Uma das regras que parecia ser de pedra e cal nos bons hábitos alimentares era a de que devemos comer cada 2h30-3h30 e não saltar refeições, sobretudo o pequeno-almoço que se diz ser a mais importante do dia. O Jejum intermitente veio contrariar esta lei universal e trazer muitas mudanças na metodologia de fraccionamento alimentar.

Essencialmente surgiu porque de facto embora existindo dados sobre o prejuízo de saltar refeições nas escolhas alimentares, não existe evidência que suporte a necessidade de comer cada X ou Y horas. Fazemo-lo por uma questão de hábito, saciedade e equilíbrio entre refeições. E porque parece ter sentido interromper um jejum de 7 ou 8h para normalizar os níveis de glicemia.

Existem diversos modelos de jejum intermitente mas destacam-se sobretudo:

  • Lean gains: 14 a 16h de jejum, 8 a 9h de janela de alimentação
  • Dieta do guerreiro: 20h de jejum, 4h de alimentação
  • Eat stop eat: 24h de jejum 1 a 3x por semana
  • 5:2 : 5 dias de ingestão normal, 2 dias de muito baixa ingestão (500kcal ou menos)

 

Naturalmente que o princípio e a lógica com que foi criado o jejum intermitente foi a redução da ingestão energética mas para alguns indivíduos tornou-se uma forma mais interessante de organizar a ingestão alimentar habitual.

O exemplo disso mesmo é o facto de muitas pessoas fazerem jejum prolongado “Não intencional” porque não tendo fome de manhã, adiam consecutivamente o pequeno-almoço e muitas só comem perto da hora de almoço. No entanto nem sempre implica um controlo alimentar adequado e sobretudo boas escolhas alimentares. Saltar refeições parece prejudicar as escolhas alimentares, a menos que o indivíduo o faça no devido planeamento prescrito por um profissional.

 

Há alguma literatura sobre o efeito dos protocolos de jejum, sobretudo os praticados no Ramadão, na saúde metabólica e no controlo da gordura abdominal. Reside apenas uma questão central: não existem estudos a longo prazo, o que permitiria descortinar a adaptação crónica do indivíduo a esse novo horário. Sabendo que o Homem é um animal social, não é fácil a longo prazo manter uma rotina de refeições desfasada da família, amigos e colegas de trabalho. Esta limitação aplica-se à dieta do guerreiro e ao 5:2, em parte à eat stop eat.

No entanto, ainda assim há um modelo em que talvez não se levante esse problema – o Lean gains 16/8h uma vez que não são raras as pessoas que saem de manhã  a correr, nem tomam o pequeno-almoço, almoçam apenas porque é quando param.
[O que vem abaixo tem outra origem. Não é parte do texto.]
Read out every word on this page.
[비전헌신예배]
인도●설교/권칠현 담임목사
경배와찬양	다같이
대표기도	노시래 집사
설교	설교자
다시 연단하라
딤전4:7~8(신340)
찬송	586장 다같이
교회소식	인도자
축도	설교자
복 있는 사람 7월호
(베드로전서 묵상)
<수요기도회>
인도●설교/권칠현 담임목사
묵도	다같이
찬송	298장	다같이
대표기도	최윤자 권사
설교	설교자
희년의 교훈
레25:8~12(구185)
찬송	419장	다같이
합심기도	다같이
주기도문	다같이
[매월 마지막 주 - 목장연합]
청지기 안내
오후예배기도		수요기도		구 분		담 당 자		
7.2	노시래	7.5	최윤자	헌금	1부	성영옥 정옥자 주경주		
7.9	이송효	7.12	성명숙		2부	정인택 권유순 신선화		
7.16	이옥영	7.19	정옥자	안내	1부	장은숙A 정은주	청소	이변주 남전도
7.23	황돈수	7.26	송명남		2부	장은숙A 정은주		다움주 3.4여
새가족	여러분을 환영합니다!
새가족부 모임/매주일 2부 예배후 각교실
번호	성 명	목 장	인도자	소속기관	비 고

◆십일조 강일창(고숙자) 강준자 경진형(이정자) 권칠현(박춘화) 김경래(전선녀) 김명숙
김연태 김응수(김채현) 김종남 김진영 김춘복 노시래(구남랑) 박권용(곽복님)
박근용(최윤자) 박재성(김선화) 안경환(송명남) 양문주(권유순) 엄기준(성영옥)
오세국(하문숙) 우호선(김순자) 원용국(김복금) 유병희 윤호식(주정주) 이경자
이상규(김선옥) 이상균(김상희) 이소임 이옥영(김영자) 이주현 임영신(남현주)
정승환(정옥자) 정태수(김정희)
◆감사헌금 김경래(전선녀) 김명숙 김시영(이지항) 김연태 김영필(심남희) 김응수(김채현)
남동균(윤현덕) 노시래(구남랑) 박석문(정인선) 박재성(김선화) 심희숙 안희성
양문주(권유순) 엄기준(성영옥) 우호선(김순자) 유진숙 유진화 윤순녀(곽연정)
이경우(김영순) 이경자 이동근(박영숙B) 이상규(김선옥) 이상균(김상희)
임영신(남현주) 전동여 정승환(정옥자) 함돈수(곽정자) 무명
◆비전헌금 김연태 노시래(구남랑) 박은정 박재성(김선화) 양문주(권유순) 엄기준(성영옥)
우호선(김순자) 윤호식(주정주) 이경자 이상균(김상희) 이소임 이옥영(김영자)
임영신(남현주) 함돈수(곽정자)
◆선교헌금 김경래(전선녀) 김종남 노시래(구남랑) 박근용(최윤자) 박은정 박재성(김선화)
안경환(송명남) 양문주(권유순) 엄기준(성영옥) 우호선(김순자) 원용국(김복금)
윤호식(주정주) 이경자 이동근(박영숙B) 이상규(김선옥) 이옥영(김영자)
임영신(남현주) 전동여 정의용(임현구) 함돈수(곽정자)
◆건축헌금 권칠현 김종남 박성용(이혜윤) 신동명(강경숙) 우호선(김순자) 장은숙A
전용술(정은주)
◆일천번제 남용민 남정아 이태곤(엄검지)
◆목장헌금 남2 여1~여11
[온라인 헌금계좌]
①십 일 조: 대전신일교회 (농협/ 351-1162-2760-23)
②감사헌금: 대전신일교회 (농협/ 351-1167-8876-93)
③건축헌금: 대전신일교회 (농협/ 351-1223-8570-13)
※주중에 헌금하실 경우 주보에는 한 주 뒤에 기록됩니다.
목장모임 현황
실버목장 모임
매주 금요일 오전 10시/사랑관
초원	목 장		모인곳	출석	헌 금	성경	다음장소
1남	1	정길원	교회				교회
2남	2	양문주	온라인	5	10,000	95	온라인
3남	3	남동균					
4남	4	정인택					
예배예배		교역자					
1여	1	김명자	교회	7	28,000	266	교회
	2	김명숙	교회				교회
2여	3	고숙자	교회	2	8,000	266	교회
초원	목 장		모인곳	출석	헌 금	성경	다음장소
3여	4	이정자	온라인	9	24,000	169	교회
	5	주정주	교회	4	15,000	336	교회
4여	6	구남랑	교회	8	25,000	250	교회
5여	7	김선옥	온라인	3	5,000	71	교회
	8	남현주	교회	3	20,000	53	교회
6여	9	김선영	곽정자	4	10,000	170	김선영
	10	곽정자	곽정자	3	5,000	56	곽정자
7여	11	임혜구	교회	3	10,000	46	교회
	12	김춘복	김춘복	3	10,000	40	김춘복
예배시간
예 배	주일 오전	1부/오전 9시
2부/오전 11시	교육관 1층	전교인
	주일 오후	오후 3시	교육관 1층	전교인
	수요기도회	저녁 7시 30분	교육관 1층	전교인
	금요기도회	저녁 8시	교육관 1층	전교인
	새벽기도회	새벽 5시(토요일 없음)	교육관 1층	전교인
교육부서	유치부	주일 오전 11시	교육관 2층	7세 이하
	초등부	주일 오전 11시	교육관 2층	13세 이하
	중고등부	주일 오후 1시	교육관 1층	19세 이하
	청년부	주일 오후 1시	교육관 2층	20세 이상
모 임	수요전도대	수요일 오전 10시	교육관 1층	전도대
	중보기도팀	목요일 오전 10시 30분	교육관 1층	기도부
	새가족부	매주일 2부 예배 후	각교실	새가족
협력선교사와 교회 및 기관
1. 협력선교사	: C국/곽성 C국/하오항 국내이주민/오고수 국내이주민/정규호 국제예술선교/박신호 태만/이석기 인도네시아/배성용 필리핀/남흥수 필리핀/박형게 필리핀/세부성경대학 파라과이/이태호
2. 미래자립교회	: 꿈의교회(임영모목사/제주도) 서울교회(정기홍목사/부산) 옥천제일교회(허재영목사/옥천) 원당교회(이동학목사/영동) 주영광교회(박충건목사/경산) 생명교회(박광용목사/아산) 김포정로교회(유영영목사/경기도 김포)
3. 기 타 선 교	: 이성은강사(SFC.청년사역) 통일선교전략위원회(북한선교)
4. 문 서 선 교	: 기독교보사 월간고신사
Ainda assim, importa ter em conta que nem todas estas pessoas fazem exercício, uma fonte importante de saúde e isso pode modificar muito os seus objetivos e disciplina. Nesse sentido, num momento em que nos perguntam o que achamos do jejum intermitente:

  • Preocupe-se em ajustar um horário equilibrado de refeições, não entre em stress se não consegue comer cada 3h
  • Se não tem fome de manhã, avalie se prejudica a sua performance produtiva, se não coma quando tem fome mas tente encontrar um padrão
  • Caso faça algum modelo de jejum, lembre-se que ter as refeições é importante , o planeamento vai ser chave para que caso lhe dê a fome 2h antes da hora, possa ter uma refeição decente e não “ataque” a máquina de venda automática porque já nem consegue pensar direito
  • Não é fazer jejum que lhe vai trazer resultados mas sim a consistência, por isso não tenha medo de ter uma posição crítica, o que hoje pode funcionar amanhã pode deixar de ter lógica.

Um dos melhores exemplos disso mesmo foi um indivíduo que eu acompanhei, é programador e durante uma fase estava tão aplicado num trabalho que parar para comer era um stress. Aplicou Lean gains durante 4-6 meses com bons resultados, depois a vida profissional mudou e deixou de fazer sentido. Gostava de tomar o pequeno-almoço ao chegar ao emprego e tinha sempre a pausa da manhã para conviver. O que é que se manteve? A boa escolha alimentar.

Acho que é bastante lógico que os modelos mais longos são pouco adequados, pense na ideia de ingerir 2000kcal em 2 refeições no espaço de 3-4h, não parece muito equilibrado.

Deixar de comer durante um dia ou restringir muito a ingestão 2 dias não tem qualquer benefício específico.

Se o jejum intermitente veio mostrar algo foi a necessidade de sermos mais críticos sobre “leis universais”.